Hilarious Studio Notes on Blade Runner

Well I'll agree about the falling asleep part. Happens to me every time I try and watch it. :)
 
lol, this is exactly why I get annoyed when I'm in an edit session with a "committee"
behind me calling the shots.
 
Not surprisingly this happens with almost every movie. I do remember the year Blade Runner came out - I was 11 or 12 the summer before and my best friend and I attended the "Ultimate Fantasy" convention in Houston (which went down as the worst convention ever) and we watched a slew of trailers in a screening room - One was Tron which we were jazzed to see - Time Bandits - again, jazzed - third Wrath of Khan, I wasn't a trekiee at the time so I didn't really care - then they showed Blade Runner and we both thought it looked boring - and it was to a 12yr old.
 
1. "Where's the Vengelis music?"

I know, right? I own both the original CD, the Trilogy CD release AND the remix just a few months back yet I still cling to hope that the complete score as heard in the film will one day see an official release.

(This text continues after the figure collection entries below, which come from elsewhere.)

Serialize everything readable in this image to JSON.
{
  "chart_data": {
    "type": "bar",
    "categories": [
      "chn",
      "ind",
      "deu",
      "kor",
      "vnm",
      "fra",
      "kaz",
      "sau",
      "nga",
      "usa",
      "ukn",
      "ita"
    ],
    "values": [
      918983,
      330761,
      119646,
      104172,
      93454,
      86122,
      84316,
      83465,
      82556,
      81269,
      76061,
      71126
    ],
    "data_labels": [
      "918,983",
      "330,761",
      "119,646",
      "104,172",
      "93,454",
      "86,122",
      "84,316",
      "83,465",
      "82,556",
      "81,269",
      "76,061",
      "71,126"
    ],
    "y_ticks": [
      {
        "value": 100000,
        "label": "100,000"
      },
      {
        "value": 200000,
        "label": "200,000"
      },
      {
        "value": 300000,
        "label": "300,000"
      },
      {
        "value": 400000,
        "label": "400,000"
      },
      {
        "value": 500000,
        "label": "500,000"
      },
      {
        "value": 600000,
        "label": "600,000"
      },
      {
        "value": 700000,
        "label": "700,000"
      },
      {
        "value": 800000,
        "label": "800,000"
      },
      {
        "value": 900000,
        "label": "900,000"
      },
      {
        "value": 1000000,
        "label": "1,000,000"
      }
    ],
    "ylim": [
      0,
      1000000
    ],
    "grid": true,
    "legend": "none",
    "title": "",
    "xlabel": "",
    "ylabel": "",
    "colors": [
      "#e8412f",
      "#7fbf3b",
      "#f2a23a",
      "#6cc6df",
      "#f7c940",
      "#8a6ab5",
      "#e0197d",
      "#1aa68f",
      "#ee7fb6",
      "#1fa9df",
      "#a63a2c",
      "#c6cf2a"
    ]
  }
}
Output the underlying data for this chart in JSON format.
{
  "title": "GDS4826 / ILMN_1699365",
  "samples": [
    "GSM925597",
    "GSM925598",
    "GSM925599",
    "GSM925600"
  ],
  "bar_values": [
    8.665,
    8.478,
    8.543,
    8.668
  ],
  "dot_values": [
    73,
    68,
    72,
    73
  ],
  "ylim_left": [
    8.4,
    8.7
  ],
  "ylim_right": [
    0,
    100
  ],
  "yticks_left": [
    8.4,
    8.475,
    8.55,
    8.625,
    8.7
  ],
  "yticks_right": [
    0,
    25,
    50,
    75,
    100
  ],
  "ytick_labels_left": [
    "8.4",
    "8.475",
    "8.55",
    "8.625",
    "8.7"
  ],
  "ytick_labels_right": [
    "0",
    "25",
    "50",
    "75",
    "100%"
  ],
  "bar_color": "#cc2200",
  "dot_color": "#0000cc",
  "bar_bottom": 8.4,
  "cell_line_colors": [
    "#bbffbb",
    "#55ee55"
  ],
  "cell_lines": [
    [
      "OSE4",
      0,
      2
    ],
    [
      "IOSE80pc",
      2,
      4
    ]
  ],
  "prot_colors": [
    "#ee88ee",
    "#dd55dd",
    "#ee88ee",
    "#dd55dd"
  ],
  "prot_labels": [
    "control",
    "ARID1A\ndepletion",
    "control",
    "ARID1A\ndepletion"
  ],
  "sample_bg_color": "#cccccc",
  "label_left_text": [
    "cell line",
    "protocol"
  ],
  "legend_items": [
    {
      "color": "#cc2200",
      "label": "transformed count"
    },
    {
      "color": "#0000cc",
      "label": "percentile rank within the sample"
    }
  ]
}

2. Opening too choppy. Voice over dry and monotone.

3. "This Voice over is terrible, the audience will fall asleep."

8. Why is this voice over track so terrible, hopefully this is not being dubbed in.

Don't you mean ADR? Dubbing is usually something you do when you change the language. I mean, how do you do a voice over on set when the actor is supposed to not move his mouth? And wasn't Deckard's voice over a studio insistence?

4. "We need the line about the 100 questions" (Rachael Interrogation)

I'd much rather know why there's still a sunset outside the window after Deckard gave Rachael the 100 questions.

5. Leon flashback dialogue confusing. "Is he listening to a tape?"

Ok, those two instances still confuse me even today. We've already seen the scene take place, we already saw Deckard watching it with the chief, so why does he think back on it again? I don't get it.

6. "I thought we decided to lose the stick figures."

But than we'd lose the "unplug" line. I can kind of see the point in some cases. When a cop is searching a mass murder's den, why would they want to leave something like a very erect stick figure that could possibly let the murderer know that someone very strange was there?
 
Not surprisingly this happens with almost every movie. I do remember the year Blade Runner came out - I was 11 or 12 the summer before and my best friend and I attended the "Ultimate Fantasy" convention in Houston (which went down as the worst convention ever) and we watched a slew of trailers in a screening room - One was Tron which we were jazzed to see - Time Bandits - again, jazzed - third Wrath of Khan, I wasn't a trekiee at the time so I didn't really care - then they showed Blade Runner and we both thought it looked boring - and it was to a 12yr old.

i-see-what-you-did-there-261.jpg




Also, I will say that I kinda agree about the voice-over. It's interesting to have in, but my preference is for the versions where it isn't in.
 
And wasn't Deckard's voice over a studio insistence?

The voice over in the theatrical release was recorded and added after the movie was taken out of Scott's hands. Ridley had previously attempted multiple versions of the voice over by various writers.

The workprint (one of Ridley's cuts) has only two or three lines of voice-over, but the deleted scenes on the boxset have a lot of voice over stuff that didn't make the cut.

It was scripted from the early Hampton Fancher scripts, so it wasn't the studio's idea, Ridley just couldn't get it to work.

No way of knowing which version is being commented on in these notes, except that it wasn't the final one.
 
I actually like it better with the voice over.

I would argue that the reason the voice over doesn't work is because Harrison Ford's voice isn't one that's suited for voice over. I find that he just cannot convey emotion without him acting out those lines on screen.
 
I would argue that the reason the voice over doesn't work is because Harrison Ford's voice isn't one that's suited for voice over. I find that he just cannot convey emotion without him acting out those lines on screen.
For me, I don't have an issue with the way Ford did the voiceover (though, admittedly, I've heard better), I simply think it's unnecessary.
 
I saw this originally in the theaters. I thought the voice over fit perfectly. I thought the movie itself was a throw back to those old detective films that always had the voice over. It's one of the things I like best about the movie. I had already seen the movie probably over a hundred times by the time the first "non voice over" came out. So to me the lack of it just makes the movie feel empty.
 
Well, this, in my opinion, is the beauty of the boxed sets that are out there for this film. They include multiple versions and allow the viewer to make their own choice as to which one they want to watch.